The MLI, apoptosis index (AI) of alveolar septal cells, levels of AECA in serum, and levels of tumour necrosis factor-α (TNF-α), matrix metalloproteinase-9 (MMP-9) and MDA in BALF were increased, while the MAN, methylation levels, and the activities of GSH, SOD and GSH-Px in BALF were decreased in the model group compared with those in the normal control group and the SAM group (all P < 0.05). The levels of interleukin-8 (IL-8) in BALF were greater in the model group than in the normal control group (P < 0.05).

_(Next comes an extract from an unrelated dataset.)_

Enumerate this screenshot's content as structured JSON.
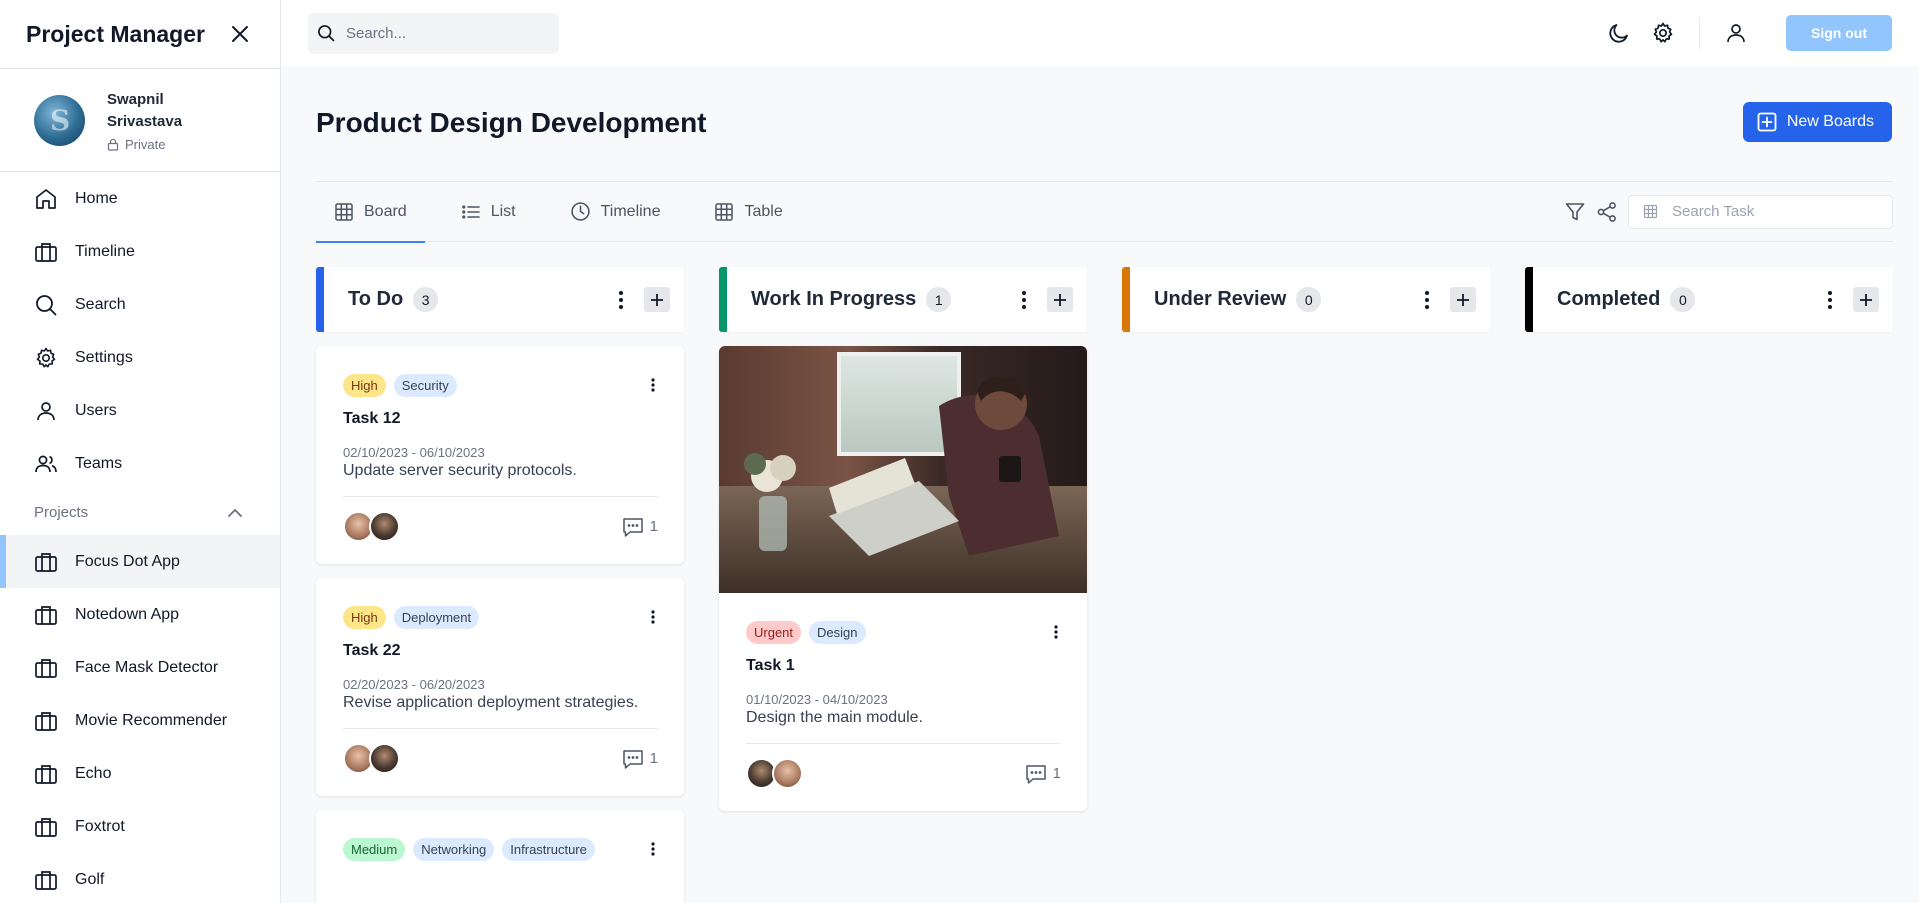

SAM protects against alveolar septal cell apoptosis, airway inflammation and oxidative stress in rats with autoimmune emphysema possibly by partly reversing the hypomethylation of the perforin gene promoter in CD4 + T cells.
CD4+T 细胞穿孔素基因启动子的低甲基化、炎症和氧化应激,可能与大鼠肺气肿肺泡间隔细胞凋亡有关。本研究旨在探讨 S-腺苷甲硫氨酸(SAM)对自身免疫性肺气肿大鼠这种细胞凋亡的影响。
24 只大鼠随机分为三组:正常对照组、模型组和 SAM 组。观察肺组织的病理变化,测量平均线性截距(MLI)和平均肺泡数(MAN)。检测血清抗内皮细胞抗体(AECA)水平、肺泡间隔细胞凋亡、脾 CD4+T 细胞穿孔素基因启动子甲基化、支气管肺泡灌洗液(BALF)中细胞因子、丙二醛(MDA)和谷胱甘肽(GSH)水平及超氧化物歧化酶(SOD)和谷胱甘肽过氧化物酶(GSH-Px)活性。
与正常对照组和 SAM 组相比,模型组 MLI、肺泡间隔细胞凋亡指数(AI)、血清 AECA 水平以及 BALF 中肿瘤坏死因子-α(TNF-α)、基质金属蛋白酶-9(MMP-9)和 MDA 水平升高,而 MAN、BALF 中 GSH、SOD 和 GSH-Px 水平以及穿孔素基因启动子甲基化水平降低(均 P<0.05)。与正常对照组相比,模型组 BALF 中白细胞介素-8(IL-8)水平升高(P<0.05)。
SAM 可防止自身免疫性肺气肿大鼠肺泡间隔细胞凋亡、气道炎症和氧化应激,可能部分通过逆转 CD4+T 细胞穿孔素基因启动子的低甲基化。